To calculate the torsional stiffness, \(J\), of an arbitrary section, area \(A\), find a function \(\varphi\), such that everywhere:
\[ \frac{\partial^{2}\varphi}{\partial x^{2}} + \frac{\partial^{2}\varphi}{\partial y^{2}} + 1 = 0\label{a}\tag{Eq.1} \]
and on the external boundary:
\[ \varphi = 0\label{b}\tag{Eq.2} \]
and on every internal boundary:
\[\oint_{}^{}{\frac{\partial\varphi}{\partial n}\operatorname{ds} = A_{e}}\]
where \(n\) and \(s\) are co-ordinate axes normal and tangent to the boundary respectively, and \(A_{e}\) is the area enclosed by the internal boundary, then:
\[ J = 4\int_{A}^{}{\varphi\operatorname{dA}}\label{c}\tag{Eq.3} \]

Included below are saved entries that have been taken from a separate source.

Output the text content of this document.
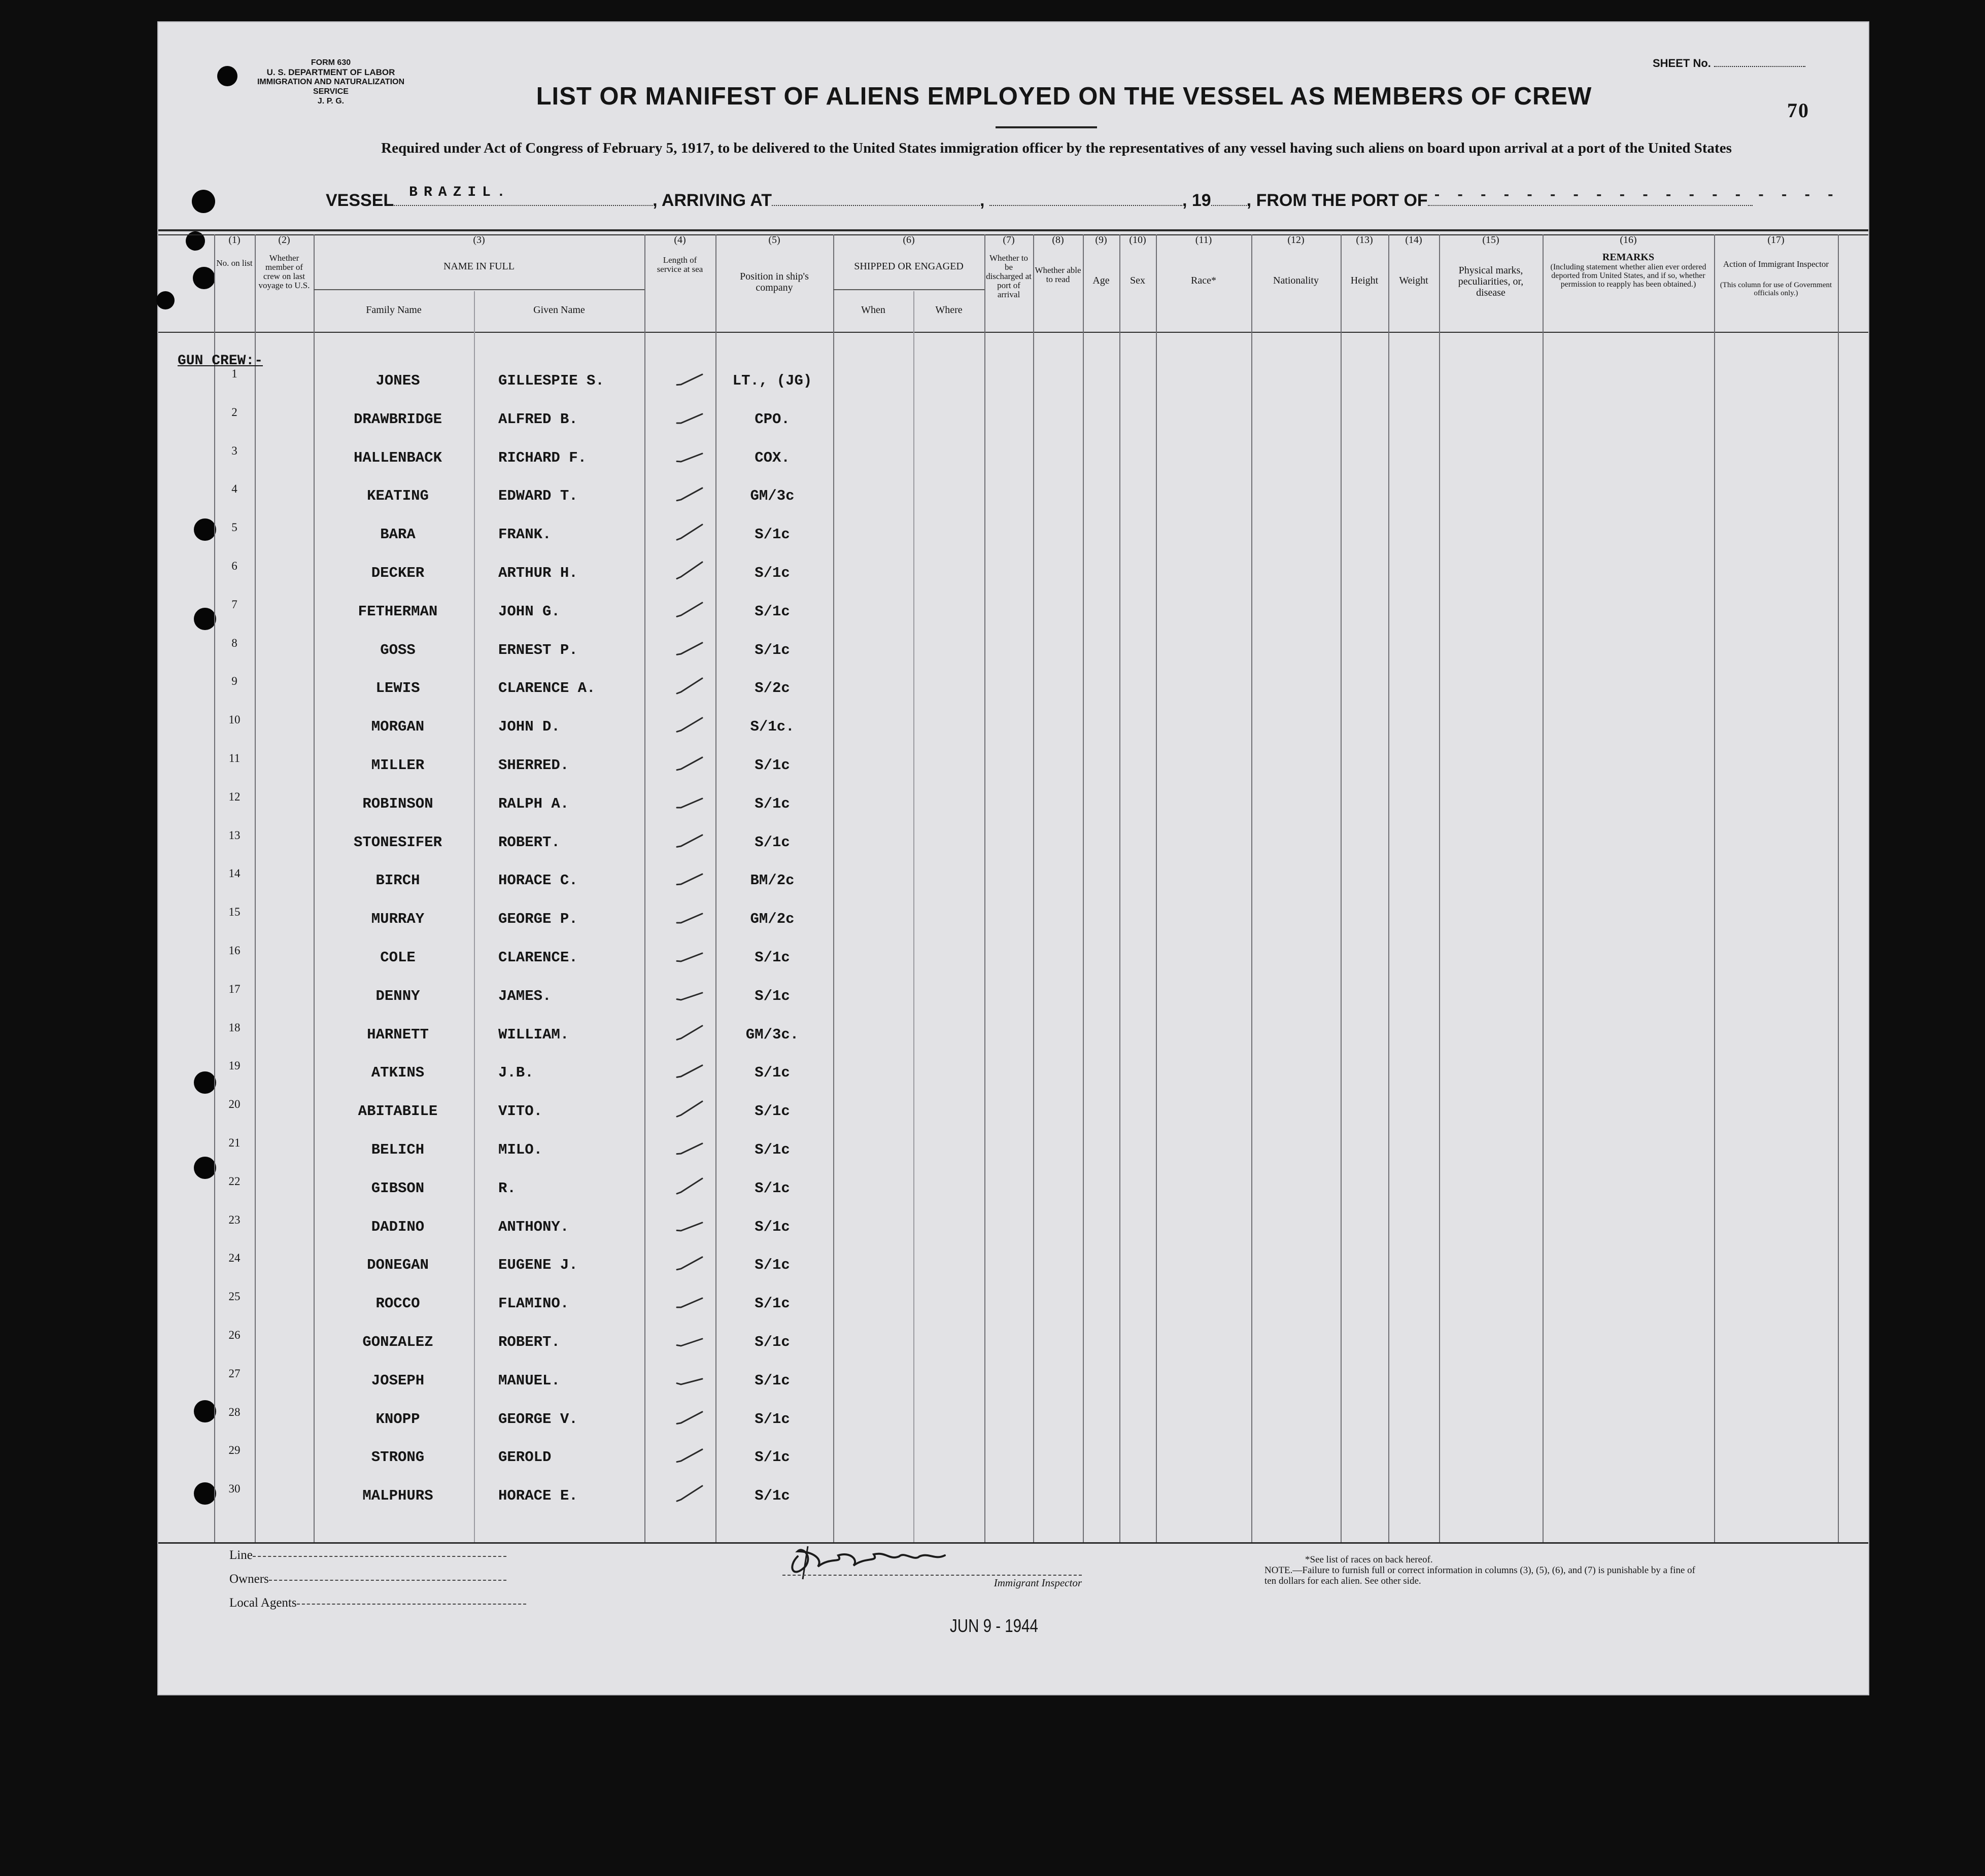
FORM 630
U. S. DEPARTMENT OF LABOR
IMMIGRATION AND NATURALIZATION SERVICE
J. P. G.
SHEET No.
70
LIST OR MANIFEST OF ALIENS EMPLOYED ON THE VESSEL AS MEMBERS OF CREW
Required under Act of Congress of February 5, 1917, to be delivered to the United States immigration officer by the representatives of any vessel having such aliens on board upon arrival at a port of the United States
VESSEL BRAZIL.	, ARRIVING AT	,	, 19 , FROM THE PORT OF - - - - - - - - - - - - - - - - - -
(1)
No. on list
(2)
Whether member of crew on last voyage to U.S.
(3)
NAME IN FULL
Family Name	Given Name
(4)
Length of service at sea
(5)
Position in ship's company
(6)
SHIPPED OR ENGAGED
When	Where
(7)
Whether to be discharged at port of arrival
(8)
Whether able to read
(9)
Age
(10)
Sex
(11)
Race*
(12)
Nationality
(13)
Height
(14)
Weight
(15)
Physical marks, peculiarities, or, disease
(16)
REMARKS
(Including statement whether alien ever ordered deported from United States, and if so, whether permission to reapply has been obtained.)
(17)
Action of Immigrant Inspector
(This column for use of Government officials only.)
GUN CREW:-
1	JONES	GILLESPIE S.	LT., (JG)
2	DRAWBRIDGE	ALFRED B.	CPO.
3	HALLENBACK	RICHARD F.	COX.
4	KEATING	EDWARD T.	GM/3c
5	BARA	FRANK.	S/1c
6	DECKER	ARTHUR H.	S/1c
7	FETHERMAN	JOHN G.	S/1c
8	GOSS	ERNEST P.	S/1c
9	LEWIS	CLARENCE A.	S/2c
10	MORGAN	JOHN D.	S/1c.
11	MILLER	SHERRED.	S/1c
12	ROBINSON	RALPH A.	S/1c
13	STONESIFER	ROBERT.	S/1c
14	BIRCH	HORACE C.	BM/2c
15	MURRAY	GEORGE P.	GM/2c
16	COLE	CLARENCE.	S/1c
17	DENNY	JAMES.	S/1c
18	HARNETT	WILLIAM.	GM/3c.
19	ATKINS	J.B.	S/1c
20	ABITABILE	VITO.	S/1c
21	BELICH	MILO.	S/1c
22	GIBSON	R.	S/1c
23	DADINO	ANTHONY.	S/1c
24	DONEGAN	EUGENE J.	S/1c
25	ROCCO	FLAMINO.	S/1c
26	GONZALEZ	ROBERT.	S/1c
27	JOSEPH	MANUEL.	S/1c
28	KNOPP	GEORGE V.	S/1c
29	STRONG	GEROLD	S/1c
30	MALPHURS	HORACE E.	S/1c
Line
Owners
Local Agents
Immigrant Inspector
JUN 9 - 1944
*See list of races on back hereof.
NOTE.—Failure to furnish full or correct information in columns (3), (5), (6), and (7) is punishable by a fine of ten dollars for each alien. See other side.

As there are very few closed solutions to the above equations, we will find an approximate solution using the finite difference method.
Consider a square with sides 1, broken down into a 10x10 grid. The second derivative at each point can be approximated in terms of the value at that point and the four surrounding points by using the finite difference method:
\[ \frac{\partial^{2}\varphi}{\partial x^{2}} \approx \frac{\varphi_{1} - {2\varphi}_{0} + \varphi_{2}}{\delta^{2}} \]
Thus, \(\ref{a}\) can be rewritten as follows:
\[\frac{\varphi_{1} - {2\varphi}_{0} + \varphi_{2}}{\delta^{2}} + \frac{\varphi_{3} - {2\varphi}_{0} + \varphi_{4}}{\delta^{2}} + 1 = 0\]
Rearrange in terms of \(\varphi_{0}\)
\[\begin{align} \frac{1}{\delta^{2}}\left( \varphi_{1} + \varphi_{2} + \varphi_{3} + \varphi_{4} \right) + 1 & = \frac{4}{\delta^{2}}\varphi_{0} \\ \varphi_{0} & = \frac{\varphi_{1} + \varphi_{2} + \varphi_{3} + \varphi_{4} + \delta^{2}}{4} \end{align}\]
Knowing from \(\ref{b}\) that the values of \(\varphi\) around the perimeter are all zero, we can iterate over all the internal grid intersections using this expression until all the values converge. One tool you can use for this is the iterative solver in Excel. If we set up our grid with the above formula (setting \(\delta = 0.1\)) in every internal cell, and set the perimeter cells to zero:
You will likely get a circular reference warning, in which case go to File > Options > Formula and tick "Enable iterative calculations". You can press F9 to keep iterating further.
\(\ref{c}\) tells us that \(J\) is equal to the product of \(4\delta^{2}\) and the sum of all the values in the table or 0.136, compared to a data book value of 0.141. This method would converge on the correct value as you refine the grid.
This method is easily extended for sections that can be overlaid with a perfect square grid, but for other shapes you will need to either approximate the section using squares or reformulate the finite difference approximation for non-uniform \(\delta\) values.
This document is based on the principles of Chapter 10 and the Appendix of Theory of Elasticity by Timoshenko.